The real culprit here is ticket prices, I fear. I’ll hold my parents up as a prime example. They were avid filmgoers for as long as I can recall. They rushed to see those “adult dramas” you’re lamenting. I remember my father raving about stuff like “The Parallax View,” “Silkwood,” “Three Days of the Condor,” “Network,” etc. Hell, he took me to see “Tender Mercies” and “The Killing Fields” when I was fifteen or so just because he HAD to share them with someone!
Now?
Not a chance. He’ll ALWAYS opt for DVD rentals. If that. He complains the multiplexes are obnoxious, noisy, overpriced and the payoff for such an irrating night out is very little.
He’s right on all counts.
He and my mother will frequent our local arthouses on occasion for a possible new Woody Allen film or the like. But overall? He and the cinema are done. Now he reads a lot of James Patterson books instead… yeeesh.
Still, I don’t blame him a bit for giving up on the movies. From the look of the box office for movies targeted to his demographic, it would appear he’s not alone.
Still… I find hope and it’s usually right on this blog. You and the readers here all post and debate such compelling story and drama issues that I can only believe that REAL, HONEST storytelling on film is far from dead.
Will we find such works only in places like Hulu and YouTube in the future? Possibly. Is this a bad thing? Probably not.
Look at newspapers. Talk about a medium that’s rapidly changing! I think that same evolution may be happening to MOVIES/FILM as we know it.
Stay tuned but stay hopeful!
Oh, and if I can find a sitter, I’m off to State of Play! You’ve inspired me!
Um, maybe because these movies aren’t actually any good? And maybe the filmmakers making them have abandoned their own voices in the name of middlebrow awards-baiting dramatic shlock? I mean, right off the bat:
Gary Ross. Big, Dave, Pleasantville.
Spike Lee. She’s Gotta Have It (the rom-com that was the Obamas first date).
Ron Howard. Splash. Cocoon.
And let’s not get all misty-eyed, either.

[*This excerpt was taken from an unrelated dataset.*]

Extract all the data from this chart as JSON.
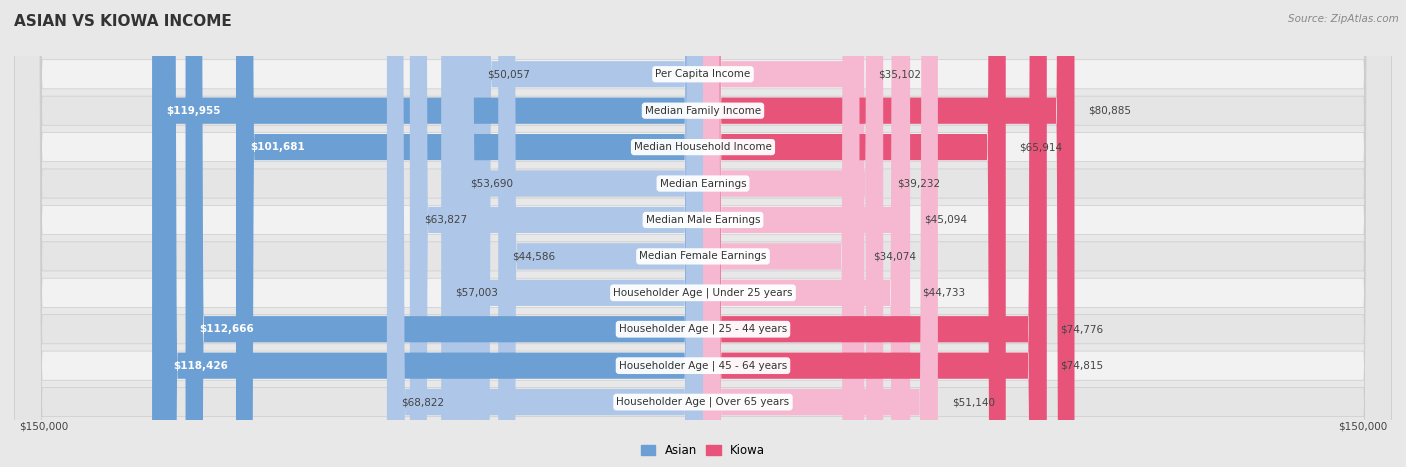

When people make comparisons to the past, they take the whole of the present and compare it selectively to their few favorite memories. The Bourne movies are easily as good as Parallax and Three Days. Silkwood doesn’t hold up. Tender Mercies and Network — well, those are two movies written by master dramatists. But so are Adaptation and Sideways.
And at the end of the day, “17 Again” seems like a relatable fantasy comedy. “State of Play” just seems like a retread of all those “smart” movies that aren’t nearly as intelligent as they like to think.
The trailers for “State of Play” fall flat for me for a couple reasons:
1. as Carson said, terrible, bland title;
2. the plot seems very similar to a slew of recent “politicians as murderers” films, Murder at 1600 and Absolute Power come to mind.
3. It’s not based on a true story. Why get worked up about a reporter uncovering government corruption story when I can see “All the President’s Men” and it’s based on the real thing?
I actually was surprised by the description of “State of Play” as a highbrow adult drama. Is that what it is? Watching the trailer doesn’t make that very clear. To me it looks like tired way too overdone action thriller. I was actually thinking as I watched the trailer that the clips they showed could have been taken from a dozen different movies I already saw before. Maybe this movie is good, but the trailer certainly wasn’t showing me that.